Dados da pesquisa “Segurança Cibernética“, realizada pelo departamento de Segurança (Deseg) da Federação das Indústrias do Estado de São Paulo (Fiesp), indicam que 59% dos ataques virtuais visam as finanças das empresas, sendo que mais de 60% ocorrem em indústrias de pequeno e médio portes. Já nas companhias de grande porte, 46,2% dos ataques têm como alvo informações sigilosas.
Para chegar a essa conclusão foram ouvidas, de 12 de janeiro e 2 de fevereiro de 2015, 435 indústrias do Estado de São Paulo, sendo grande parte delas micro e pequenos negócios.

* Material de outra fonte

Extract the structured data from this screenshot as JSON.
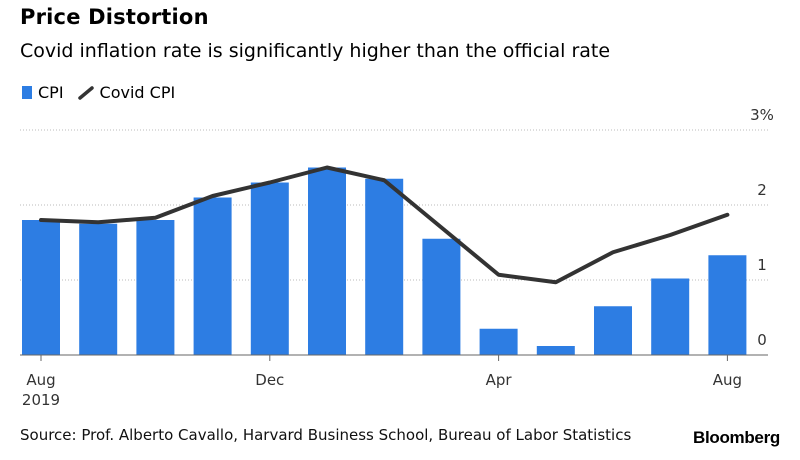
{
  "header": {
    "title": "Price Distortion",
    "subtitle": "Covid inflation rate is significantly higher than the official rate"
  },
  "legend": {
    "cpi_label": "CPI",
    "covid_label": "Covid CPI"
  },
  "footer": {
    "source": "Source: Prof. Alberto Cavallo, Harvard Business School, Bureau of Labor Statistics",
    "logo": "Bloomberg"
  },
  "colors": {
    "bar": "#2d7de3",
    "line": "#333333",
    "grid": "#bbbbbb"
  },
  "chart_data": {
    "type": "bar",
    "title": "Price Distortion",
    "subtitle": "Covid inflation rate is significantly higher than the official rate",
    "categories": [
      "Aug 2019",
      "Sep 2019",
      "Oct 2019",
      "Nov 2019",
      "Dec 2019",
      "Jan 2020",
      "Feb 2020",
      "Mar 2020",
      "Apr 2020",
      "May 2020",
      "Jun 2020",
      "Jul 2020",
      "Aug 2020"
    ],
    "series": [
      {
        "name": "CPI",
        "type": "bar",
        "values": [
          1.8,
          1.75,
          1.8,
          2.1,
          2.3,
          2.5,
          2.35,
          1.55,
          0.35,
          0.12,
          0.65,
          1.02,
          1.33
        ]
      },
      {
        "name": "Covid CPI",
        "type": "line",
        "values": [
          1.8,
          1.77,
          1.83,
          2.12,
          2.3,
          2.5,
          2.33,
          1.7,
          1.07,
          0.97,
          1.37,
          1.6,
          1.87
        ]
      }
    ],
    "ylim": [
      0,
      3
    ],
    "y_ticks": [
      {
        "value": 0,
        "label": "0"
      },
      {
        "value": 1,
        "label": "1"
      },
      {
        "value": 2,
        "label": "2"
      },
      {
        "value": 3,
        "label": "3%"
      }
    ],
    "x_ticks": [
      {
        "index": 0,
        "label": "Aug",
        "sublabel": "2019"
      },
      {
        "index": 4,
        "label": "Dec",
        "sublabel": ""
      },
      {
        "index": 8,
        "label": "Apr",
        "sublabel": ""
      },
      {
        "index": 12,
        "label": "Aug",
        "sublabel": ""
      }
    ],
    "y_axis_position": "right",
    "grid": true
  }
}
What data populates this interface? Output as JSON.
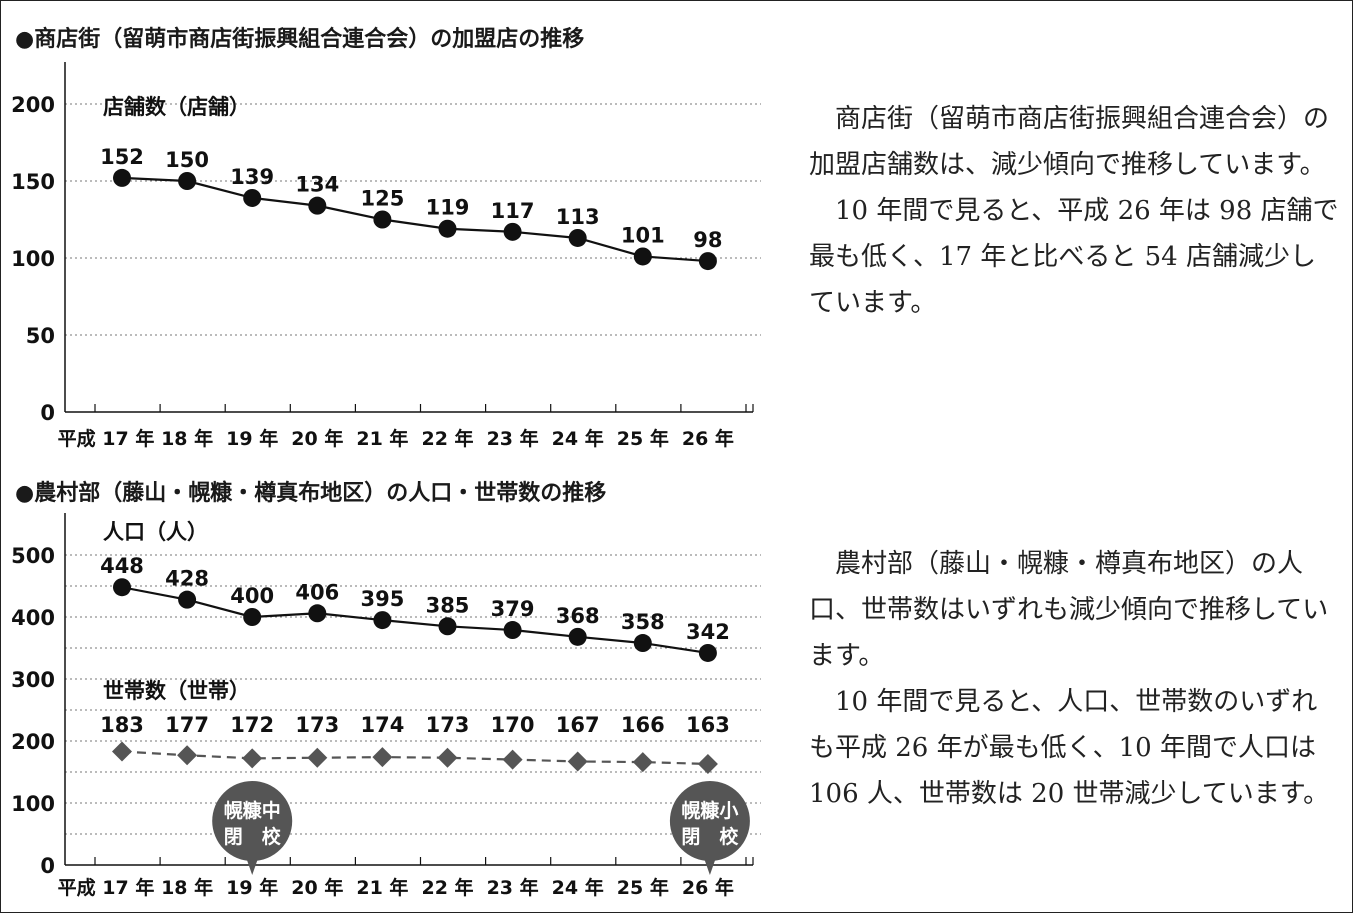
{
  "chart_data": [
    {
      "type": "line",
      "title": "●商店街（留萌市商店街振興組合連合会）の加盟店の推移",
      "categories": [
        "平成 17 年",
        "18 年",
        "19 年",
        "20 年",
        "21 年",
        "22 年",
        "23 年",
        "24 年",
        "25 年",
        "26 年"
      ],
      "ylim": [
        0,
        200
      ],
      "yticks": [
        0,
        50,
        100,
        150,
        200
      ],
      "grid": true,
      "series": [
        {
          "name": "店舗数（店舗）",
          "values": [
            152,
            150,
            139,
            134,
            125,
            119,
            117,
            113,
            101,
            98
          ],
          "marker": "circle",
          "line": "solid",
          "color": "#111111"
        }
      ]
    },
    {
      "type": "line",
      "title": "●農村部（藤山・幌糠・樽真布地区）の人口・世帯数の推移",
      "categories": [
        "平成 17 年",
        "18 年",
        "19 年",
        "20 年",
        "21 年",
        "22 年",
        "23 年",
        "24 年",
        "25 年",
        "26 年"
      ],
      "ylim": [
        0,
        500
      ],
      "yticks": [
        0,
        100,
        200,
        300,
        400,
        500
      ],
      "grid": true,
      "series": [
        {
          "name": "人口（人）",
          "values": [
            448,
            428,
            400,
            406,
            395,
            385,
            379,
            368,
            358,
            342
          ],
          "marker": "circle",
          "line": "solid",
          "color": "#111111"
        },
        {
          "name": "世帯数（世帯）",
          "values": [
            183,
            177,
            172,
            173,
            174,
            173,
            170,
            167,
            166,
            163
          ],
          "marker": "diamond",
          "line": "dashed",
          "color": "#555555"
        }
      ],
      "annotations": [
        {
          "label_top": "幌糠中",
          "label_bottom": "閉　校",
          "category_index": 2,
          "color": "#555555"
        },
        {
          "label_top": "幌糠小",
          "label_bottom": "閉　校",
          "category_index": 9,
          "color": "#555555"
        }
      ]
    }
  ],
  "text": {
    "p1": "　商店街（留萌市商店街振興組合連合会）の加盟店舗数は、減少傾向で推移しています。",
    "p2": "　10 年間で見ると、平成 26 年は 98 店舗で最も低く、17 年と比べると 54 店舗減少しています。",
    "p3": "　農村部（藤山・幌糠・樽真布地区）の人口、世帯数はいずれも減少傾向で推移しています。",
    "p4": "　10 年間で見ると、人口、世帯数のいずれも平成 26 年が最も低く、10 年間で人口は 106 人、世帯数は 20 世帯減少しています。"
  }
}
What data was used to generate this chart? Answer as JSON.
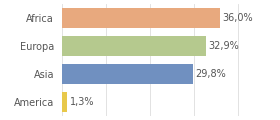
{
  "categories": [
    "Africa",
    "Europa",
    "Asia",
    "America"
  ],
  "values": [
    36.0,
    32.9,
    29.8,
    1.3
  ],
  "labels": [
    "36,0%",
    "32,9%",
    "29,8%",
    "1,3%"
  ],
  "bar_colors": [
    "#e8a97e",
    "#b5c98e",
    "#7090c0",
    "#e8c84a"
  ],
  "background_color": "#ffffff",
  "xlim": [
    0,
    42
  ],
  "bar_height": 0.72,
  "label_fontsize": 7,
  "tick_fontsize": 7
}
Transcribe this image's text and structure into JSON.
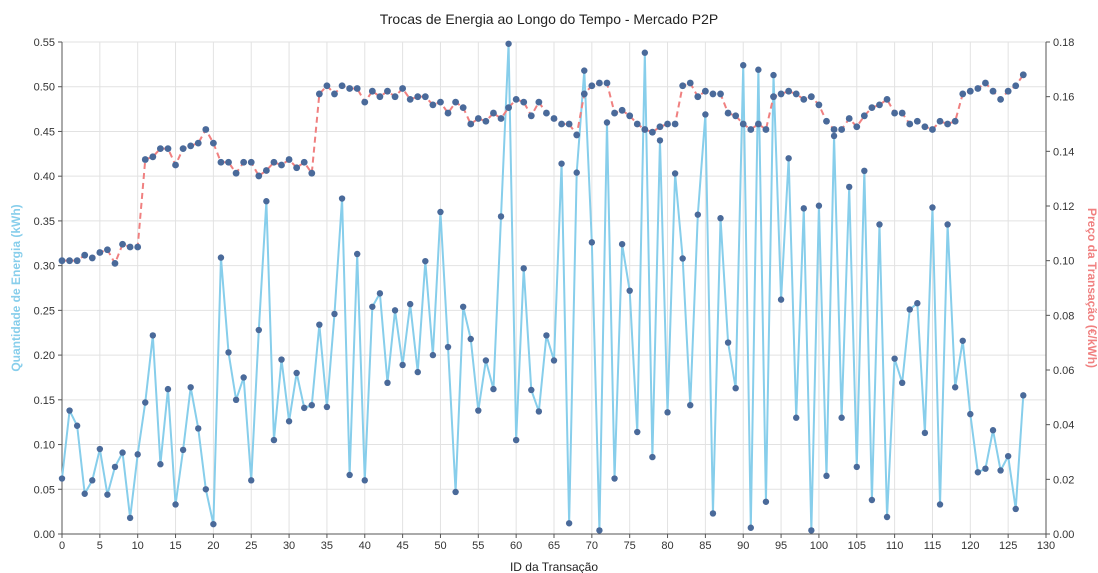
{
  "chart_data": {
    "type": "line",
    "title": "Trocas de Energia ao Longo do Tempo - Mercado P2P",
    "xlabel": "ID da Transação",
    "ylabel_left": "Quantidade de Energia (kWh)",
    "ylabel_right": "Preço da Transação (€/kWh)",
    "xlim": [
      0,
      130
    ],
    "ylim_left": [
      0,
      0.55
    ],
    "ylim_right": [
      0,
      0.18
    ],
    "x_ticks": [
      "0",
      "5",
      "10",
      "15",
      "20",
      "25",
      "30",
      "35",
      "40",
      "45",
      "50",
      "55",
      "60",
      "65",
      "70",
      "75",
      "80",
      "85",
      "90",
      "95",
      "100",
      "105",
      "110",
      "115",
      "120",
      "125",
      "130"
    ],
    "y_left_ticks": [
      "0.00",
      "0.05",
      "0.10",
      "0.15",
      "0.20",
      "0.25",
      "0.30",
      "0.35",
      "0.40",
      "0.45",
      "0.50",
      "0.55"
    ],
    "y_right_ticks": [
      "0.00",
      "0.02",
      "0.04",
      "0.06",
      "0.08",
      "0.10",
      "0.12",
      "0.14",
      "0.16",
      "0.18"
    ],
    "grid": true,
    "colors": {
      "energy": "#87ceeb",
      "energy_marker": "#4a6a9a",
      "price_line": "#f08080",
      "price_marker": "#4a6a9a",
      "left_axis_title": "#87ceeb",
      "right_axis_title": "#f08080"
    },
    "series": [
      {
        "axis": "left",
        "values": [
          0.062,
          0.138,
          0.121,
          0.045,
          0.06,
          0.095,
          0.044,
          0.075,
          0.091,
          0.018,
          0.089,
          0.147,
          0.222,
          0.078,
          0.162,
          0.033,
          0.094,
          0.164,
          0.118,
          0.05,
          0.011,
          0.309,
          0.203,
          0.15,
          0.175,
          0.06,
          0.228,
          0.372,
          0.105,
          0.195,
          0.126,
          0.18,
          0.141,
          0.144,
          0.234,
          0.142,
          0.246,
          0.375,
          0.066,
          0.313,
          0.06,
          0.254,
          0.269,
          0.169,
          0.25,
          0.189,
          0.257,
          0.181,
          0.305,
          0.2,
          0.36,
          0.209,
          0.047,
          0.254,
          0.218,
          0.138,
          0.194,
          0.162,
          0.355,
          0.548,
          0.105,
          0.297,
          0.161,
          0.137,
          0.222,
          0.194,
          0.414,
          0.012,
          0.404,
          0.518,
          0.326,
          0.004,
          0.46,
          0.062,
          0.324,
          0.272,
          0.114,
          0.538,
          0.086,
          0.44,
          0.136,
          0.403,
          0.308,
          0.144,
          0.357,
          0.469,
          0.023,
          0.353,
          0.214,
          0.163,
          0.524,
          0.007,
          0.519,
          0.036,
          0.513,
          0.262,
          0.42,
          0.13,
          0.364,
          0.004,
          0.367,
          0.065,
          0.445,
          0.13,
          0.388,
          0.075,
          0.406,
          0.038,
          0.346,
          0.019,
          0.196,
          0.169,
          0.251,
          0.258,
          0.113,
          0.365,
          0.033,
          0.346,
          0.164,
          0.216,
          0.134,
          0.069,
          0.073,
          0.116,
          0.071,
          0.087,
          0.028,
          0.155
        ]
      },
      {
        "axis": "right",
        "values": [
          0.1,
          0.1,
          0.1,
          0.102,
          0.101,
          0.103,
          0.104,
          0.099,
          0.106,
          0.105,
          0.105,
          0.137,
          0.138,
          0.141,
          0.141,
          0.135,
          0.141,
          0.142,
          0.143,
          0.148,
          0.143,
          0.136,
          0.136,
          0.132,
          0.136,
          0.136,
          0.131,
          0.133,
          0.136,
          0.135,
          0.137,
          0.134,
          0.136,
          0.132,
          0.161,
          0.164,
          0.161,
          0.164,
          0.163,
          0.163,
          0.158,
          0.162,
          0.16,
          0.162,
          0.16,
          0.163,
          0.159,
          0.16,
          0.16,
          0.157,
          0.158,
          0.154,
          0.158,
          0.156,
          0.15,
          0.152,
          0.151,
          0.154,
          0.152,
          0.156,
          0.159,
          0.158,
          0.153,
          0.158,
          0.154,
          0.152,
          0.15,
          0.15,
          0.146,
          0.161,
          0.164,
          0.165,
          0.165,
          0.154,
          0.155,
          0.153,
          0.15,
          0.148,
          0.147,
          0.149,
          0.15,
          0.15,
          0.164,
          0.165,
          0.16,
          0.162,
          0.161,
          0.161,
          0.154,
          0.153,
          0.15,
          0.148,
          0.15,
          0.148,
          0.16,
          0.161,
          0.162,
          0.161,
          0.159,
          0.16,
          0.157,
          0.151,
          0.148,
          0.148,
          0.152,
          0.149,
          0.153,
          0.156,
          0.157,
          0.159,
          0.154,
          0.154,
          0.15,
          0.151,
          0.149,
          0.148,
          0.151,
          0.15,
          0.151,
          0.161,
          0.162,
          0.163,
          0.165,
          0.162,
          0.159,
          0.162,
          0.164,
          0.168
        ]
      }
    ]
  }
}
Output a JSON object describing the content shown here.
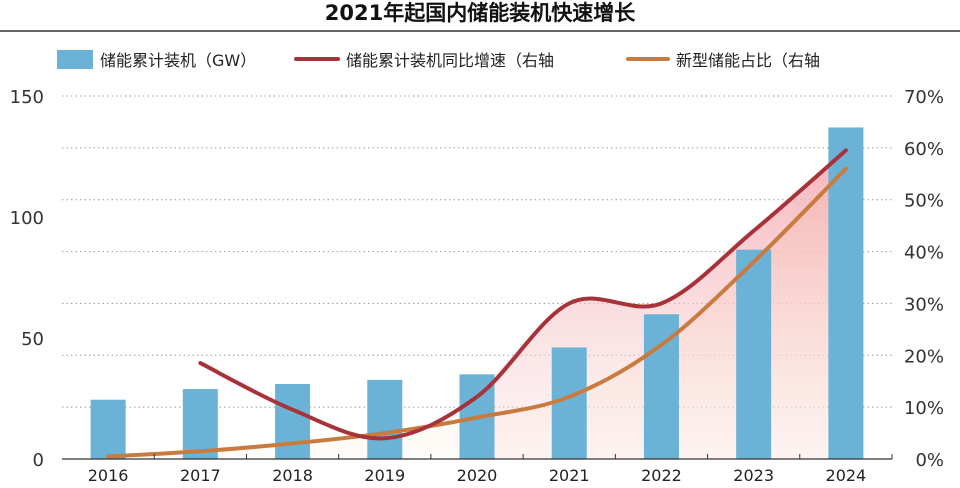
{
  "chart_data": {
    "type": "bar",
    "title": "2021年起国内储能装机快速增长",
    "categories": [
      "2016",
      "2017",
      "2018",
      "2019",
      "2020",
      "2021",
      "2022",
      "2023",
      "2024"
    ],
    "series": [
      {
        "name": "储能累计装机（GW）",
        "type": "bar",
        "axis": "left",
        "color": "#6bb3d6",
        "values": [
          24.5,
          28.9,
          31.0,
          32.7,
          35.0,
          46.1,
          59.8,
          86.5,
          137.0
        ]
      },
      {
        "name": "储能累计装机同比增速（右轴",
        "type": "line",
        "axis": "right",
        "color": "#a8323a",
        "values": [
          null,
          18.5,
          9.5,
          4.0,
          12.0,
          30.0,
          30.0,
          44.0,
          59.5
        ]
      },
      {
        "name": "新型储能占比（右轴",
        "type": "line",
        "axis": "right",
        "color": "#c97b3f",
        "values": [
          0.5,
          1.5,
          3.0,
          5.0,
          8.0,
          12.0,
          22.0,
          38.0,
          56.0
        ]
      }
    ],
    "y_left": {
      "min": 0,
      "max": 150,
      "ticks": [
        "0",
        "50",
        "100",
        "150"
      ]
    },
    "y_right": {
      "min": 0,
      "max": 70,
      "ticks": [
        "0%",
        "10%",
        "20%",
        "30%",
        "40%",
        "50%",
        "60%",
        "70%"
      ]
    },
    "grid": "dotted-horizontal",
    "legend_position": "top"
  }
}
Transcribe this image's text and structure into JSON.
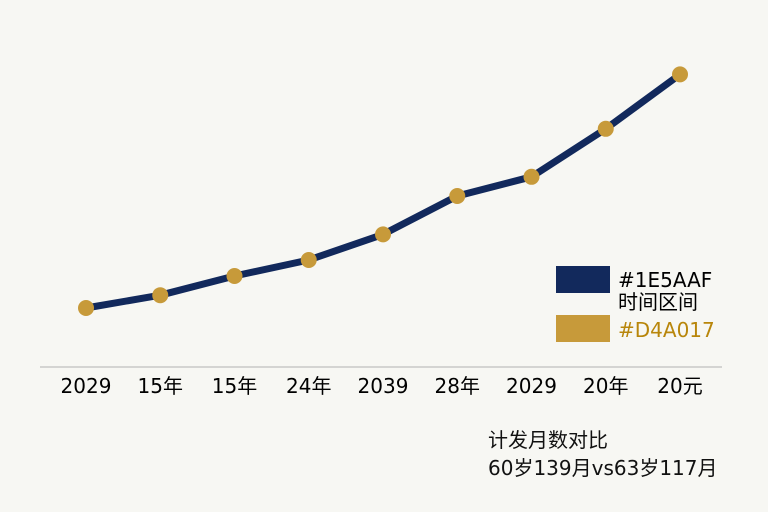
{
  "chart_data": {
    "type": "line",
    "title": "",
    "xlabel": "",
    "ylabel": "",
    "categories": [
      "2029",
      "15年",
      "15年",
      "24年",
      "2039",
      "28年",
      "2029",
      "20年",
      "20元"
    ],
    "series": [
      {
        "name": "#1E5AAF",
        "values": [
          10,
          14,
          20,
          25,
          33,
          45,
          51,
          66,
          83
        ],
        "color": "#12295c",
        "line": true
      },
      {
        "name": "#D4A017",
        "values": [
          10,
          14,
          20,
          25,
          33,
          45,
          51,
          66,
          83
        ],
        "color": "#c79a3a",
        "line": false
      }
    ],
    "ylim": [
      0,
      100
    ],
    "grid": false,
    "legend": "right",
    "legend_middle_text": "时间区间",
    "annotations": [
      "计发月数对比",
      "60岁139月vs63岁117月"
    ]
  }
}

O levantamento indica ainda que enquanto 96,4% das companhias apostam na instalação de antivírus para prevenir ameaças virtuais, 40,1% investem em aplicação de normas internas e apenas 21,2% oferecem treinamento aos funcionários diretamente ligados com o uso da internet.
Além disso, a falta de identificação das ameaças também é um desafio a ser vencido. Entre as organizações participantes do estudo, 23,5% não sabem se houve ataques, sendo que 19,5% são de grande porte – que deveriam ter programas maduros de proteção.
A pesquisa aponta que cuidados básicos podem ajudar no combate a fraudes e outras ameaças virtuais, mas eles são esquecidos na rotina das empresas. Mais de 53% não exigem que funcionários troquem a senha periodicamente e 47% não monitoram os e-mails transmitidos pelo pessoal – o que aumenta o risco de ataques e invasão a ambientes restritos.
Uma das tendências mundiais é o armazenamento de dados e informações em nuvem, mas, de acordo com a pesquisa do Deseg, 70% das empresas não utilizam esse recurso, “que apesar de oferecer vantagens e redução de custos pode representar riscos”, indica a pesquisa.